Welcome back to another edition of What I’m Working On. Mostly guaranteed to come out sometime in the first half of every month, I talk about what writing projects I’m doing, editing steps, behind-the-scenes business parts of said writing, and probably whine about something. You have been warned.
So last month we escaped without me whining about anything. Allow me to make up for that lack now. Thus far, November has been the month of shattered plans. My carefully plotted writing agenda was… destroyed? Obliterated? Shredded into confetti-sized pieces, doused in gasoline, and set on fire?
Okay, you get the idea.
It all revolves around getting the copy edit for Siren’s Song back. If you know anything about novel copy editing, you know that it primarily focuses on sentence-level grammar and style issues, and consistency throughout the novel, and so it shouldn’t really create a lot of new work for the author. I had planned to turn it around in a few days, working at a leisurely pace. But my copy editor, who may well be a saint, was kind enough to point out a couple of things that fall more under the scope of content editing.
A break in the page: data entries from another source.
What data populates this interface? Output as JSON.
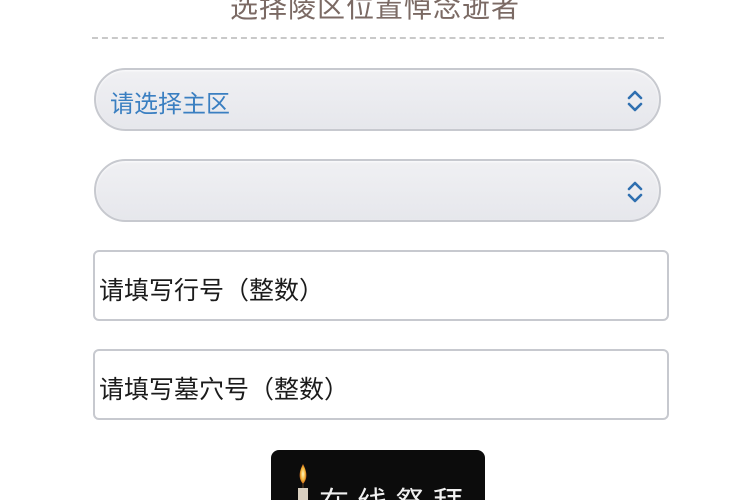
{
  "header": {
    "title": "选择陵区位置悼念逝者"
  },
  "form": {
    "main_area_select": {
      "placeholder": "请选择主区"
    },
    "sub_area_select": {
      "placeholder": ""
    },
    "row_input": {
      "placeholder": "请填写行号（整数）"
    },
    "grave_input": {
      "placeholder": "请填写墓穴号（整数）"
    }
  },
  "action": {
    "worship_label": "在线祭拜"
  },
  "icons": {
    "select_arrow": "chevron-up-down-icon",
    "candle": "candle-icon"
  },
  "colors": {
    "select_text": "#3a7fc1",
    "title_text": "#7b6a64",
    "button_bg": "#0c0c0c"
  }
}
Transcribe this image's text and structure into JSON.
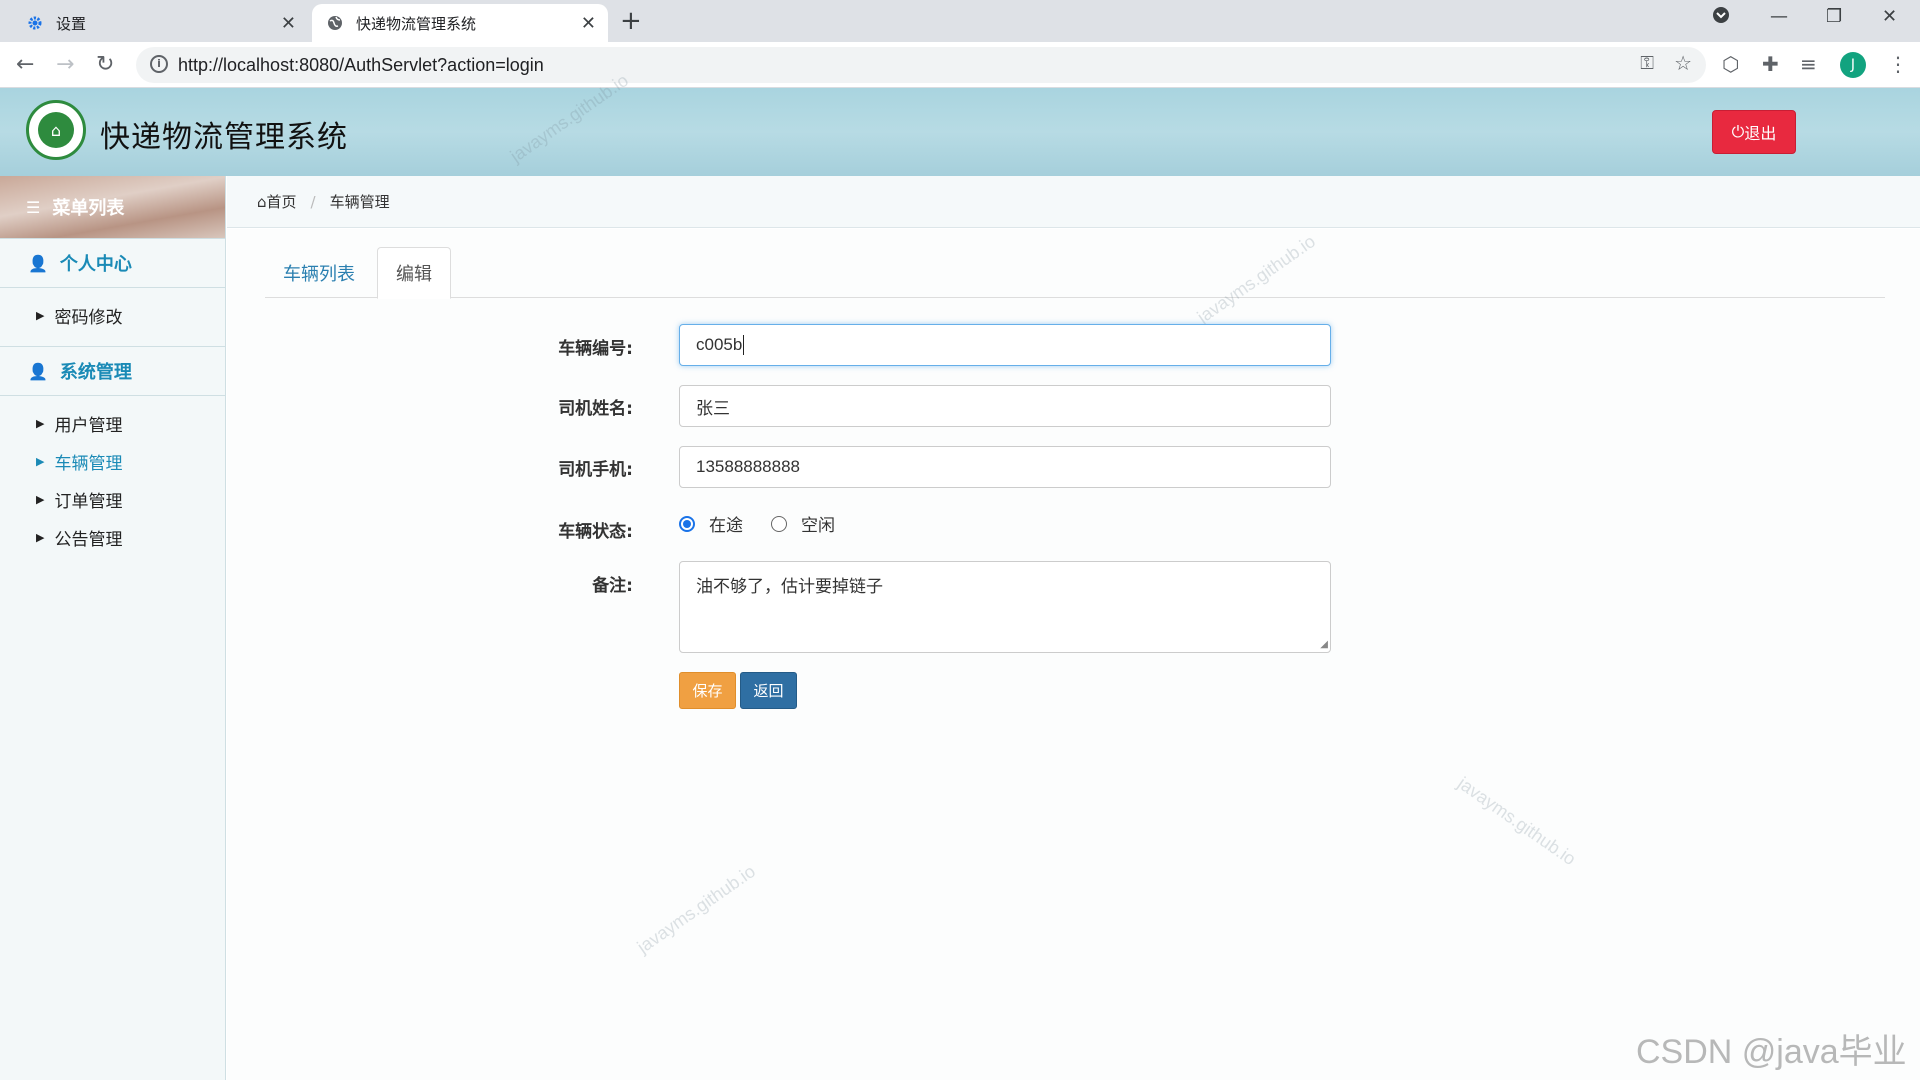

I may have mentioned I wrote the first incarnation of this book a LONG time ago, and that it has changed significantly over the years as I poked and prodded at it. When I was getting it ready for publication, I was mostly cleaning up small things, but I was nervous about putting it out there. I loved the story, but I cringed every time I read the first half of the novel, even though I couldn’t find anything wrong with it. My editor hit in three bullet points everything that I hated about the book, and made a couple suggestions that I knew would fix everything
This is great, I told myself, you’ll have a much better book, I told myself. Though I was disappointed to have to break from my schedule of writing Valkyrie’s Call to spend more time on the first, I was also excited to FIX THINGS. I thought it would take me a day to fix the macro-level problems. And if I’d just made the teensy suggested fixes the editor mentioned, I probably could have done it in that time. But, as I said, this was a copy edit so the editor wasn’t going to suggest I rewrite half the book.
You guys. . . I rewrote half the book. Not even joking. We’re talking over 40K words and an absolutely godawful amount of smoothing transitions to get the chunks I was keeping to fit with the newly-written chunks. Those three bullet points had created a shining vision in my head of how the book could finally be exactly what I wanted, and I sank my teeth in and went for it. And I was so scared of being behind schedule—I was supposed to start the audio recording of it last Thursday—that I worked feverishly trying to get it done. I took time off my day job and worked on it fifteen hours a day five days in a row. No exaggeration. And I’m still not finished. Which, since it usually takes me three months to work a full length novel, shouldn’t surprise me, but I’d never felt more like a failure. First, for needing to do the rewrite at all, and then for not being able to magically make it happen overnight.
Which is, of course, ridiculous, but there you have my brain. Add in the usual other life stressors and I sank down into a funk where I became convinced the entire novel was trash that no one would ever want to read, only now I HAD to publish it because otherwise I was out a lot of money I couldn’t afford to not recoup.
Enter my best friend to the rescue. After bemoaning my fate and whining piteously about my need for validation she agreed to read the rewritten novel and has since told me she likes it. She is obviously biased in my favor but I choose to believe her because she probably wouldn’t lie to me. Friends don’t let friends publish bad books. Anyway, I love her and she will totally join the book’s acknowledgements page for sure.
All of this means I have written practically nothing on Valkyrie’s Call. It’s currently 15K words of mostly unattached scenes and I’m working my way back from thinking that this is the end of the world (yes, I’m dramatic about my self-imposed deadlines, I know). BUT, I can say I’ve finally finished fixing the macro-level issues on Siren’s Song, so now I just have to read through the rest of it to change small trickle down problems from the things I changed in the beginning. I’m glad I made the decision to rewrite it, but if there is any justice in the universe I’ll never do anything like it again.
My projected work outline is. . . tentative. Extremely tentative. The audiobook recording takes next priority and starts tomorrow, and once Siren’s Song is finished I can go back to what I want to be doing right now, which is getting Random and Valkyrie together. (Hang in there Random, I promise it’ll all be okay!). I’d wanted to do my self edit on the second Guardian book this year, but I don’t know if I can reasonably expect to fit that in. My editing brain and my writing brain are very different beasts, and I don’t like to edit at the same time I’m creating an entire new book, so we’ll see how it goes. I’ll let you know in December.
And that, more or less, is What I’m Working On.